Monday, May 15, 2017

The Great Flood of 2017

I take a quick shower. Start to finish, 7 minutes tops. Still, you'd be amazed by how much can go wrong during that short amount of time. In fact, I am pretty sure that each time I cross the threshold into the bathroom, I trip some sort of wire in the time-space continuum. It is as if time stops and then stretches so that each minute lasts just short of eternity. Multiple epic sagas occur during the brief time I am occupied with my personal hygiene and self care.

Since practically every shower I've taken since 2004 has been interrupted by someone or something, I have gotten pretty adept at tuning out the mayhem that invariably occurs. This is why it seemed so strange to hear ear-rending screams the other day as I climbed out of the shower. Stranger, the screams were coming from Ren. Ren is the kind of guy who encounters a snake in the basement and decides the best course of action is to catch it with chopsticks and keep it as a family pet, so when I heard him screaming I knew it couldn't be good.

Grabbing a towel, I rushed out of the bathroom without even drying myself. I found him furiously wiping the floor in the guest bathroom. Clearly, this was no simple potty accident. But, before I could comprehend what had happened, Ren shouted, "Stow flooded the bathroom. Check the basement!!!!"

I'd only been gone for 7 minutes. When I went to the shower, the kids were dressed, the bentos had been made, and everyone was calmly eating breakfast. Now there was utter chaos.

We had 15 minutes to bus time, so I barked directions to Sky and Pink as I threw on some clothes and ran down the steps. "Get your teeth brushed. Pack your backpacks. Keep Stow out of trouble." Normally instructions like these go entirely unheeded, but the kids were suddenly unnaturally compliant.

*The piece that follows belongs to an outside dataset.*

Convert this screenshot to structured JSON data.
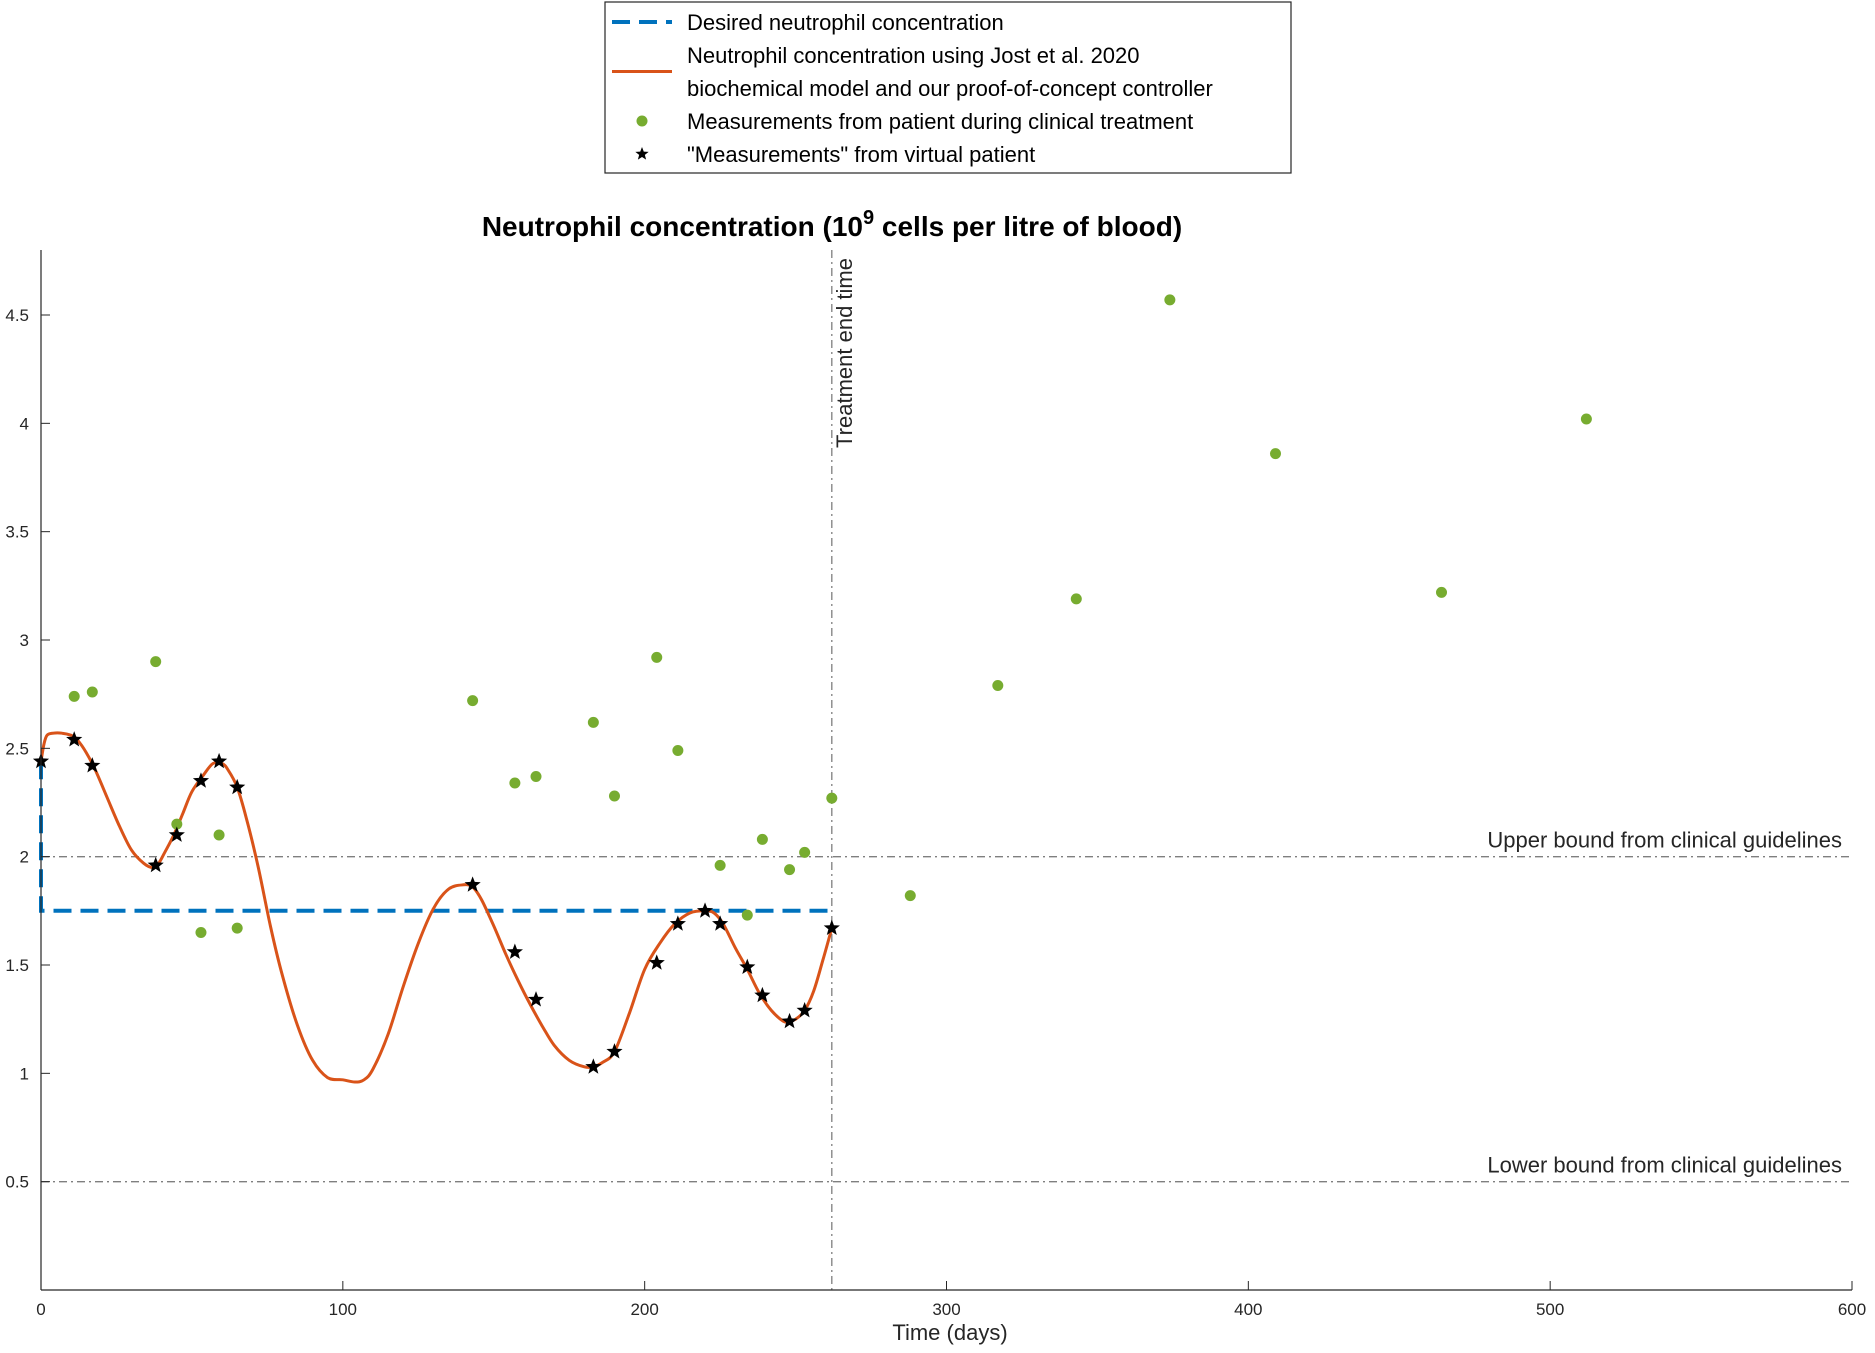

Downstairs, I hurried from room to room trying to locate where the tremendous amount of water (WHY is there SO MUCH WATER?!?!) was going. I started in the bathroom and made my way from room to room checking the most logical places for the water to drain. Regret about the decision to drywall the ceilings consumed me. I heard the water before I saw it. It sounded a little like someone was dumping buckets from the ceiling. In my head, I was finding it hard to calculate the cost of repair.

When I finally found the damage, I was amazed. I was amazed by colossal flood Stow had caused, but I was even more amazed by the fact that the massive amounts of water all poured down just inside the doorway to the unfinished storage room. I mean, an inch further to the west and the water would have pooled inside the drywall causing it to crumble down onto the new-ish carpet and furniture in the finished part of the basement. More surprising, even though the water was spraying everywhere, it sprayed in such a way that only unimportant and easily dried things got wet. Mere centimeters from a puddle on the table, for example, a pile of the kids' best artwork was completely dry. I got up on a chair and reached my hand over the top of the storage room door frame into the finished part of the ceiling; besides a small bit of wet insulation, it was completely dry. I ripped out the wet part and went in search of the wet vac.

In the end, the whole catastrophe lasted about 30 minutes. The kids got to the bus on time, and after drying up the bathroom cabinets and floor and relocating all the dehumidifiers and heaters in the house to the basement, I left Ren and Sky to finish vacuuming up the water in the storage room. As I drove to work, only minutes later than I might have been without the flood, I thought about how this great flood so quickly resolved was probably a perfect metaphor for something--though for what, I wasn't entirely sure.

See, the other piece of the story is this: things are falling apart again. Our literal flood symbolizes a figurative one that threatens to overwhelm us. The week that Stow flooded the bathroom, we started pretty intensive in-home therapy to try to get a better handle on the flare in behavioral challenges that feel pretty insurmountable right now. That week also Ren finally acknowledged that, yes, his back really, really hurts. I'd been suspecting this for awhile, but he wasn't ready to admit it until he could no longer stand the pain. The fact that Ren panicked so quickly and worked so slowly to stem Stow's flood was irrefutable proof to me that the back is probably past the point of no return.

So, yeah, one way to read Stow's bathroom flood is as a sign that we are incredibly luck and that everything will be okay. But, I imagine the more accurate reading of it is as a sign that the relative peace that came from 12 straight months of a cooperative spine has come to an end. We're about to hit some rough terrain again, and Stow's flood was just the beginning.